Sadece söylemek kolaydır, ben kendi adıma konuşuyodum orada, önemli olan harekete geçmek. Ben harekete geçmek için gerekli olan enerjiyi kendimde bulamıyorum. Waters'ın da dediği gibi "I have become comfortably numb." yani rahat ve hissizim belki de. Ya da mağaramın duvarına yansıyan güzel gölgeler tarafından ellerimdeki kelepçeler ve ayaklarımdaki prangaları hissedemeyecek kadar hissizleştirildim. Yine üzerine basıyorum, birazdan söyleyeceklerim yalnızca benim düşüncem.
Distopyalar bana her zaman daha çekici gelmiştir, çünkü gerçeğe daha yakındırlar. İnsanların anlaması gereken iki şey var:
1)Gerçek hayatta kötüler kazanır.
2)Mükemmel uyum ve düzen saçmalıktan başka bir şey değildir.
Bu nedenlerden ötürü, insanlar ne kadar çabalarsa çabalasın (tabii ki istisnalar kaideyi bozmaz), bir şeylere karşı ne kadar tepki gösterirlerse göstersinler; hep azınlıkta kalacaklar. Ezici çoğunluğun gözleri kör, ezici çoğunluğun kulakları sağır, ezici çoğunluğun dilleri kesik, ezici çoğunluğun elleri bağlı.
Ayrıca, zaten yarı yolu katetmiş, hatta geçmiş ve bu kadar büyük (tüm küreyi kapsayan) bir projenin sona ulaşamadan bir şekilde çökmesi çok zor gibi görünüyor. En büyük adım olan kitlelerin uyuşturulması neredeyse başarıya ulaşmış, uyanmış ve uyanmakta olan azınlığın da ne kadar yeterli olabileceği manidar.

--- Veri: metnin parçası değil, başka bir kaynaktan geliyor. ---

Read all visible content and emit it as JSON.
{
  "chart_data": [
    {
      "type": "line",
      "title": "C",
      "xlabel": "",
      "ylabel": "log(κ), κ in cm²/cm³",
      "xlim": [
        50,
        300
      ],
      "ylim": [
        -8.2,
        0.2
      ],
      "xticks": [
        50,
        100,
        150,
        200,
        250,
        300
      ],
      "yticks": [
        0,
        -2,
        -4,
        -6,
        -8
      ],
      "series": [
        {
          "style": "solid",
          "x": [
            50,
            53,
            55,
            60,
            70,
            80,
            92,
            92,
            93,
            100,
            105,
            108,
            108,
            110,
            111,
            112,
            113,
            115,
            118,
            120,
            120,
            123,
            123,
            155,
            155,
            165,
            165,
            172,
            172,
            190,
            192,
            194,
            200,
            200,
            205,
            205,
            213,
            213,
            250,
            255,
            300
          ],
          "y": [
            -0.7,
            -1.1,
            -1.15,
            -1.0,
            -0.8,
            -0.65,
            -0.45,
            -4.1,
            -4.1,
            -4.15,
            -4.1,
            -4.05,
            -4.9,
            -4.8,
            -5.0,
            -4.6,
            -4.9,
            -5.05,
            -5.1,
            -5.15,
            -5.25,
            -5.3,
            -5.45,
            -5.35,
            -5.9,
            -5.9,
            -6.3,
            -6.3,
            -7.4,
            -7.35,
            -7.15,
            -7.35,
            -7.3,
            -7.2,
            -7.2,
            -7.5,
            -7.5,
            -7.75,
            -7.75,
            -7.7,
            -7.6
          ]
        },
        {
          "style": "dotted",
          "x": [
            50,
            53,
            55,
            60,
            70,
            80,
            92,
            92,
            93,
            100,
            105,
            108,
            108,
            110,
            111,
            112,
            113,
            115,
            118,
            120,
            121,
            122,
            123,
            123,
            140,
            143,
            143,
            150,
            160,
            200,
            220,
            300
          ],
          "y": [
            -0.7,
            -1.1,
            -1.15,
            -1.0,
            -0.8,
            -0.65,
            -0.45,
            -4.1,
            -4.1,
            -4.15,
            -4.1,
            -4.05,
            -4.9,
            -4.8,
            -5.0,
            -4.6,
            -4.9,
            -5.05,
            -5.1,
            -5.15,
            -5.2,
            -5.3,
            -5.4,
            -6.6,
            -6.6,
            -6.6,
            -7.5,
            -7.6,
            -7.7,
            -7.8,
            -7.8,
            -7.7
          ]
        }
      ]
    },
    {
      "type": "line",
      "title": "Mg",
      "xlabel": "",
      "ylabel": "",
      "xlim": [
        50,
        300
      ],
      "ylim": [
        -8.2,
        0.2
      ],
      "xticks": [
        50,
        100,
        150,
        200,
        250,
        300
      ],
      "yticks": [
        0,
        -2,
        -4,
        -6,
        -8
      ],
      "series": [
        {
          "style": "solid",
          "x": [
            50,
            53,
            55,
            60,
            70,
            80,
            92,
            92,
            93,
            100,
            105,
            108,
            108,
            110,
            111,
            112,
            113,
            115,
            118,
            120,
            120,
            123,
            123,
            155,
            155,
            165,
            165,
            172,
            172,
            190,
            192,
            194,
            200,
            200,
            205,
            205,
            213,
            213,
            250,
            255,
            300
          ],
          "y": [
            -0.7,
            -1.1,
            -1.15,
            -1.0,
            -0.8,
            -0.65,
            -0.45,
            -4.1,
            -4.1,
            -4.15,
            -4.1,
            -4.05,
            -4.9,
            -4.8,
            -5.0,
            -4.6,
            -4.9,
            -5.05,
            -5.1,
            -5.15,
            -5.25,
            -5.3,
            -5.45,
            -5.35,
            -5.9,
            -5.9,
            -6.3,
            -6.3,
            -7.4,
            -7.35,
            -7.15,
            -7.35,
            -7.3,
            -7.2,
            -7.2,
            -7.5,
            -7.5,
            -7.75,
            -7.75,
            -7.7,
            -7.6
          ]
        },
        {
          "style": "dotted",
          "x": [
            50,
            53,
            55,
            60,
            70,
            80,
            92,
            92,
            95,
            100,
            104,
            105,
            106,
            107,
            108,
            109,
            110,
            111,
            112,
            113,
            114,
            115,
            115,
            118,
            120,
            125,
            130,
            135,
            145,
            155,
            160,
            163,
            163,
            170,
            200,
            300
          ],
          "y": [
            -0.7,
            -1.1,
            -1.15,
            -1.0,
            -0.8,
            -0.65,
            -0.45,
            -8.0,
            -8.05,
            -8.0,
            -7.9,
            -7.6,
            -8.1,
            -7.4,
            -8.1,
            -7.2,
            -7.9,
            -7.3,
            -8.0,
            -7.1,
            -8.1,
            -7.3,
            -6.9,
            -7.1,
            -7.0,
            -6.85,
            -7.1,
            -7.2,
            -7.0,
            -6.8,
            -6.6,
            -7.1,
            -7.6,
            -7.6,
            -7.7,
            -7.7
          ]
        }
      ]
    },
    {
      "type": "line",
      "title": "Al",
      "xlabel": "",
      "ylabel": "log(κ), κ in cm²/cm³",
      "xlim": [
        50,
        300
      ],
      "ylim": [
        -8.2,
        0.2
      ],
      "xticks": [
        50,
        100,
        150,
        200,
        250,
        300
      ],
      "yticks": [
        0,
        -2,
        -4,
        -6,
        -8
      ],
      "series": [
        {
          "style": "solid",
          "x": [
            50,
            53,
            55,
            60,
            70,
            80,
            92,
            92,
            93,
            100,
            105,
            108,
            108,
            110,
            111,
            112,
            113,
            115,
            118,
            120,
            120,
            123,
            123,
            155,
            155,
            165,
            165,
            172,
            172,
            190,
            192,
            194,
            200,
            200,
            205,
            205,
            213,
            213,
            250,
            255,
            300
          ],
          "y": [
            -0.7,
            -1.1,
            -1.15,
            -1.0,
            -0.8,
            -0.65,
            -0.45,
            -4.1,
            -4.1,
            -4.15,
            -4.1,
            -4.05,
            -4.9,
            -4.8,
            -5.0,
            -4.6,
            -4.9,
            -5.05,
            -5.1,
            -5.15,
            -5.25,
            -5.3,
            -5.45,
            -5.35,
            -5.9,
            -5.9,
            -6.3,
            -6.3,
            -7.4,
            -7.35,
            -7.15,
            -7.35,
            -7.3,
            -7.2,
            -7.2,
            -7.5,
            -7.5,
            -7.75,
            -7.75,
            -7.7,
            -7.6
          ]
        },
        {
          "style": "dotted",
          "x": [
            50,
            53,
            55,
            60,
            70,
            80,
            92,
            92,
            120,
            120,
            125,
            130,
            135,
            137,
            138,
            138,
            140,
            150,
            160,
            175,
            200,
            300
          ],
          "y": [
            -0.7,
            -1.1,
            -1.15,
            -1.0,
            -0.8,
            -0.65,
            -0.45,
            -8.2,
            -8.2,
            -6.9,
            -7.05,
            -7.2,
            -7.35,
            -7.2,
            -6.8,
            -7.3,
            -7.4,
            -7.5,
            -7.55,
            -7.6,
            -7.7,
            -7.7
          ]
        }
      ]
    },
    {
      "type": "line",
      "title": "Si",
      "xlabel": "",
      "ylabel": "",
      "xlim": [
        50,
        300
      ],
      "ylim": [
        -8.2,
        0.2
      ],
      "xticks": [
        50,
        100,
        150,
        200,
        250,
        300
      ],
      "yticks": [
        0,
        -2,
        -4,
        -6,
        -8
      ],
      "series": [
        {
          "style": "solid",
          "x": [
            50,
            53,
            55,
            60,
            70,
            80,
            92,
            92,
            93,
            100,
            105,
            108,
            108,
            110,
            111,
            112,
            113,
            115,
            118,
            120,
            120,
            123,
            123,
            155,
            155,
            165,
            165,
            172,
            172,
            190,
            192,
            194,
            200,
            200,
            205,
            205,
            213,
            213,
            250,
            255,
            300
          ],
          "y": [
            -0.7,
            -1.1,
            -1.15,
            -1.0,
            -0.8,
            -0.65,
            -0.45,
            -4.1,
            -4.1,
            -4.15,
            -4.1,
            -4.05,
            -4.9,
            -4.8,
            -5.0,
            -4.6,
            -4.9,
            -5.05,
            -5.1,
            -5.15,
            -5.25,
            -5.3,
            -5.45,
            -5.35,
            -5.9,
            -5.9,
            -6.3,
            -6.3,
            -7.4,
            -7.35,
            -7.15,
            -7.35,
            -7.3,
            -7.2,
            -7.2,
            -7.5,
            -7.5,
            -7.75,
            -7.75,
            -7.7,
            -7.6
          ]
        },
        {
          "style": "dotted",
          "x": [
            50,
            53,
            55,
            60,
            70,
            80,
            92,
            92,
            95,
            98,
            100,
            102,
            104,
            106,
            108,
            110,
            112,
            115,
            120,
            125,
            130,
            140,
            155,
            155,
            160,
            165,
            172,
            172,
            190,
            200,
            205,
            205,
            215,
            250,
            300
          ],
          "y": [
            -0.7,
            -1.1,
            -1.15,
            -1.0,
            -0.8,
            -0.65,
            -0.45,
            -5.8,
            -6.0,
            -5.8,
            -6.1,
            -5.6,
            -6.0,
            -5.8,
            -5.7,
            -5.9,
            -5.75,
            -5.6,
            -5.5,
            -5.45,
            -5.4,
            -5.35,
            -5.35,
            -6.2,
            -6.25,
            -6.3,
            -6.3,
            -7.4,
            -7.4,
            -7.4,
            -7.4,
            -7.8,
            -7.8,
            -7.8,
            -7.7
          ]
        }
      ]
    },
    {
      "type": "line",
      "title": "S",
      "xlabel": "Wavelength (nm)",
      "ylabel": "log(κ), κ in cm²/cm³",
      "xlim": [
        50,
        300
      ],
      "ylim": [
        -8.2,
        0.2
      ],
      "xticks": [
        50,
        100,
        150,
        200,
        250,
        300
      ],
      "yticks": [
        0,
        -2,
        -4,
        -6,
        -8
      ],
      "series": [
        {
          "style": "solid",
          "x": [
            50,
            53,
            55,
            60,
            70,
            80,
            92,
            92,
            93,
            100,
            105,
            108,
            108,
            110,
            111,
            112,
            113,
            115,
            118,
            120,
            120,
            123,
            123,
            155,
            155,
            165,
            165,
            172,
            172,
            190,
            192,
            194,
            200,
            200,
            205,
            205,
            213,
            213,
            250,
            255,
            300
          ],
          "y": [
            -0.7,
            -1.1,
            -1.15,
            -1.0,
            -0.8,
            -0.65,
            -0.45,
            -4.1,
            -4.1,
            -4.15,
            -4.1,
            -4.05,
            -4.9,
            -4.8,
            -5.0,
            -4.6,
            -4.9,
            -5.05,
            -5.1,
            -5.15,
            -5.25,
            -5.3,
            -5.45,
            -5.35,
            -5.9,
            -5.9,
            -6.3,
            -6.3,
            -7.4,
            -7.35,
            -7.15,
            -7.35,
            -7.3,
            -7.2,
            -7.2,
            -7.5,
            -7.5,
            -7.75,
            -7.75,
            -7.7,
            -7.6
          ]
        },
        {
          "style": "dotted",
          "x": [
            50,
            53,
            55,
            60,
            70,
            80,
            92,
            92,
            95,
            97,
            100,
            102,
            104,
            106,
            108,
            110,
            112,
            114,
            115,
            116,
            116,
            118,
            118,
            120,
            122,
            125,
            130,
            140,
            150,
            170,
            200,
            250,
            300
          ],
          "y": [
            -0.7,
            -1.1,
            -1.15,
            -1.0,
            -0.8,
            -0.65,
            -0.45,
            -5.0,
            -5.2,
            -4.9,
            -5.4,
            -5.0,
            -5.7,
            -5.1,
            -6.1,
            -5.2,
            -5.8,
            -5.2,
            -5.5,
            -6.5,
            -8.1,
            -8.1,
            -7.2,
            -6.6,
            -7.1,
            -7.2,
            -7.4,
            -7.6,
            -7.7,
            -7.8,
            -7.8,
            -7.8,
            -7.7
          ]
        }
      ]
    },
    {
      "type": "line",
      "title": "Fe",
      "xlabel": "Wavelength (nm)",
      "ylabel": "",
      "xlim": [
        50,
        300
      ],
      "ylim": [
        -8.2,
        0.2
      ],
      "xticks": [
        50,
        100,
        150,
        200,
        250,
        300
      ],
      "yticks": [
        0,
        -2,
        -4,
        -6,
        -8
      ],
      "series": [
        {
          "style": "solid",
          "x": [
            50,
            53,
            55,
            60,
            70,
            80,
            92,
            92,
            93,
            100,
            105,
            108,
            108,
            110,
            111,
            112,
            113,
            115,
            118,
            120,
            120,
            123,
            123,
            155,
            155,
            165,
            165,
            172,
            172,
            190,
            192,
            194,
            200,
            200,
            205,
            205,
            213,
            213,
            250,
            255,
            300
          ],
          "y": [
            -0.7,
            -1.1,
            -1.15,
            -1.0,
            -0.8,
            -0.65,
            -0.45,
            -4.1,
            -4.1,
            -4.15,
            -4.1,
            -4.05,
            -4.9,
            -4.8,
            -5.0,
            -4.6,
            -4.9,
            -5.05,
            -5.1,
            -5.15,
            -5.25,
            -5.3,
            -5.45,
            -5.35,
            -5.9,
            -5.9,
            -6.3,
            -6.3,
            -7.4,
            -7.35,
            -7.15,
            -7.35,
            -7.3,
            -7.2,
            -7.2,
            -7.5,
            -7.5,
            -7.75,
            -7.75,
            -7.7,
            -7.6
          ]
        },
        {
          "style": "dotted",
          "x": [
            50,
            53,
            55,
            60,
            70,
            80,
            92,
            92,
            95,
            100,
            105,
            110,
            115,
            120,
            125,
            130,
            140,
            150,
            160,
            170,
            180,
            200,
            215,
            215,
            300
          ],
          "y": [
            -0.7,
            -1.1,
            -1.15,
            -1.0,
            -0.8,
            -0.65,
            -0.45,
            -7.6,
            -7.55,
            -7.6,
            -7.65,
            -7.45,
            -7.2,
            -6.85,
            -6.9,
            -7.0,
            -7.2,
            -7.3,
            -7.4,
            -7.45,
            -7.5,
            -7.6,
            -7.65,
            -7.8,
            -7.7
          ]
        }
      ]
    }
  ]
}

Sonuç olarak; umudum odur ki, bir şeyler yapabilirsiniz. Bir şeyleri başarabileceğinize gerçekten inancınız tam ise, elinizden geleni ardına koymayın, sonuna kadar gitmeye çalışın. Ama düşerseniz (ki bu gerçekten büyük bir ihtimal), dediklerimi hatırlayın. Ve uyarıldığınızı. Önceden uyarılmıştınız. Distopya romanları sizi uyardı. Muhalifler sizi uyardı. Filozoflar sizi uyardı. Ama dinlemek için geç kaldınız. Bu yüzden suçu başkalarına atmaya uğraşmayın. İlle de başkasına atacaksanız, yetiştirilmenizde bu uyarıyı size hissettirmeyenlere atın.
Beni karıştırmayın, yolunuz açık olsun. Çipimle, sahte bir mutluluk içinde yaşamayı, eylem göstermeden konuşmaya tercih ederim.